Over the next 6 years the client would grow the top line by a factor of 6 times and we would change from an asset based lender to a traditional bank and renegotiate the facility several times, reducing the stringent collateral provisions, reducing the interest rate and negotiating debt covenants that were reasonable and that were based on our forecasted financial performance.

In the 5th year of my relationship, the total availability on the line was adequate at $8.0 MM.  Then my client received a huge assignment from one of their clients – a level of project that was unfathomable a few years earlier.  The level of activity was even difficult to forecast as it was an open-ended purchase order.  We monitored activity closely and it appeared that the $8.0 MM availability would be insufficient and, worse yet, we were going to trip the debt covenant in 2 months time.  Remember from part one that this is basically breaking the contract with the bank and is the mortal sin of not protecting your banker.  But remember we were in forecast mode and we were generating profitable/positive cash flow activity from a client that had the highest level of credit rating.

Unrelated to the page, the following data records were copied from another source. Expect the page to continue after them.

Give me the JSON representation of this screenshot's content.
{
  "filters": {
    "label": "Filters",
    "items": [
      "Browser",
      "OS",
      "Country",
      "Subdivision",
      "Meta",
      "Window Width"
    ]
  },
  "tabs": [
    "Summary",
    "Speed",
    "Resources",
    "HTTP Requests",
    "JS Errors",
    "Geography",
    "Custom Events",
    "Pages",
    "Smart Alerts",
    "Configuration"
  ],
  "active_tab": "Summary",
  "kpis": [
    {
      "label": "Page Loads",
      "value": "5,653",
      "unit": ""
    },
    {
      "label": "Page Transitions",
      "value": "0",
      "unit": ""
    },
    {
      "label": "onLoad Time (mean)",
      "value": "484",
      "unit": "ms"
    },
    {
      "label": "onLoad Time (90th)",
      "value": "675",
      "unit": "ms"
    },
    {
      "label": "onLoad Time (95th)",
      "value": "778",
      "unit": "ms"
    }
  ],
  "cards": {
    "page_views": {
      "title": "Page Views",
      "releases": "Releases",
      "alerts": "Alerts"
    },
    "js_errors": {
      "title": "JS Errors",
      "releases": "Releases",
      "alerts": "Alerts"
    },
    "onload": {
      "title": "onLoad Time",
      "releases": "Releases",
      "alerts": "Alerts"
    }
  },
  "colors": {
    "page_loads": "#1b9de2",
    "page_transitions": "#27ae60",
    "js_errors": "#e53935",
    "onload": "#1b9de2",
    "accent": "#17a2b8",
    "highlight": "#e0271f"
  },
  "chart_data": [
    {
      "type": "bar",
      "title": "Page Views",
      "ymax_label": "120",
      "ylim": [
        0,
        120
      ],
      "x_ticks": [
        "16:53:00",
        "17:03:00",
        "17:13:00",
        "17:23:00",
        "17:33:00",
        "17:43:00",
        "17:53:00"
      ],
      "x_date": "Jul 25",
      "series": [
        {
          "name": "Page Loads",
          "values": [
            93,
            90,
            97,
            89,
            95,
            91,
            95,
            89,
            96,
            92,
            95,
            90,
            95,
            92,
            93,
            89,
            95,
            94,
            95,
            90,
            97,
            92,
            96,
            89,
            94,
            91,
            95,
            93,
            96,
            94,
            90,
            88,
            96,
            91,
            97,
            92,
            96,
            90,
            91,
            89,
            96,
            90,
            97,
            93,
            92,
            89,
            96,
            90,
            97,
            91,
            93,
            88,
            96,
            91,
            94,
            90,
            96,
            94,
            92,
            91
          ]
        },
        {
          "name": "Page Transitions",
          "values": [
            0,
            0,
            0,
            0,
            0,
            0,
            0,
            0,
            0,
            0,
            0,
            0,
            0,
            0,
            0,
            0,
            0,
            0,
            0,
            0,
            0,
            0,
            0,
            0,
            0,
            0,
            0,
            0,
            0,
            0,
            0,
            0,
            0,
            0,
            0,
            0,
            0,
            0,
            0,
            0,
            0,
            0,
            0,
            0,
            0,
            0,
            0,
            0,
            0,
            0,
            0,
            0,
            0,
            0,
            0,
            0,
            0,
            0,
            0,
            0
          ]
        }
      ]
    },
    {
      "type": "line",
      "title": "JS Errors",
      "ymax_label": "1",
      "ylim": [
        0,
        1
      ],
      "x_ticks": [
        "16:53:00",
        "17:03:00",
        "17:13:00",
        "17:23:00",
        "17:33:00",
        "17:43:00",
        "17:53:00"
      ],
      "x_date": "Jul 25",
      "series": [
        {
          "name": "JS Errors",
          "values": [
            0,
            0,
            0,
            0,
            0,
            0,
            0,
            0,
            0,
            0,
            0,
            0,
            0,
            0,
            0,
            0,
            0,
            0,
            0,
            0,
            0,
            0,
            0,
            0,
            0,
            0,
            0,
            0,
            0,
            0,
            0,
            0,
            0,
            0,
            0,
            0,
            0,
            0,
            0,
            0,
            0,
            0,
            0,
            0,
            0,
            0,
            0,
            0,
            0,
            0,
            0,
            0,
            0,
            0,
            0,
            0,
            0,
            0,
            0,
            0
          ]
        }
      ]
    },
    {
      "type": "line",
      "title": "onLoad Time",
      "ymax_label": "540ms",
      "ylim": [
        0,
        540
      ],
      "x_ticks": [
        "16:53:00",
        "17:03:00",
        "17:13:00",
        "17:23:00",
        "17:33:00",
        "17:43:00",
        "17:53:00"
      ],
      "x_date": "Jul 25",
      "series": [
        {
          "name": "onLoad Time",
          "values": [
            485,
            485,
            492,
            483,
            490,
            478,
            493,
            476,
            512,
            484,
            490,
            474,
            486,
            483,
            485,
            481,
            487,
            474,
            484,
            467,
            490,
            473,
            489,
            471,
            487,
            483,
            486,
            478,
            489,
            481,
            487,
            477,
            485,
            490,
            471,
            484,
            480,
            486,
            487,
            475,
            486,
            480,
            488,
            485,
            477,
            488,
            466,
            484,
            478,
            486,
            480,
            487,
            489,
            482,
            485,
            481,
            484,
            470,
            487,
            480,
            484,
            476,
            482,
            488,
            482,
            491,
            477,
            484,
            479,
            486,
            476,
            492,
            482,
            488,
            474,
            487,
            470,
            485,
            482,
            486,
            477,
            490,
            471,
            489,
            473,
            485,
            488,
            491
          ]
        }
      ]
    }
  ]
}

So, we contacted our banker, briefed him on our situation, provided him with our detailed forecasted data and made our request – we needed an emergency line of credit increase to $10.0 MM and we wanted the bank to agree to relax our debt covenants.

Luckily, as we have built up incredible amounts of political capital with our relationship manager and the institution, and the fact that we were proactive (letting the bank know in advance rather than after the fact) our request was approved.  That year the client generated record revenues (a level that was 6 times higher than in the year I started with them) and record profits.  That year’s results were the results that a later trade sale was based on that resulted in huge proceeds for my client.  It couldn’t have materialized any better.

I would suggest that much of the success my client realized is their outstanding relations that they had with their bankers over the years – they provided much of the working capital that made the results possible.  The results that led to a successful exit to a Private Equity backed entity.

So, remember to “Protect your banker”.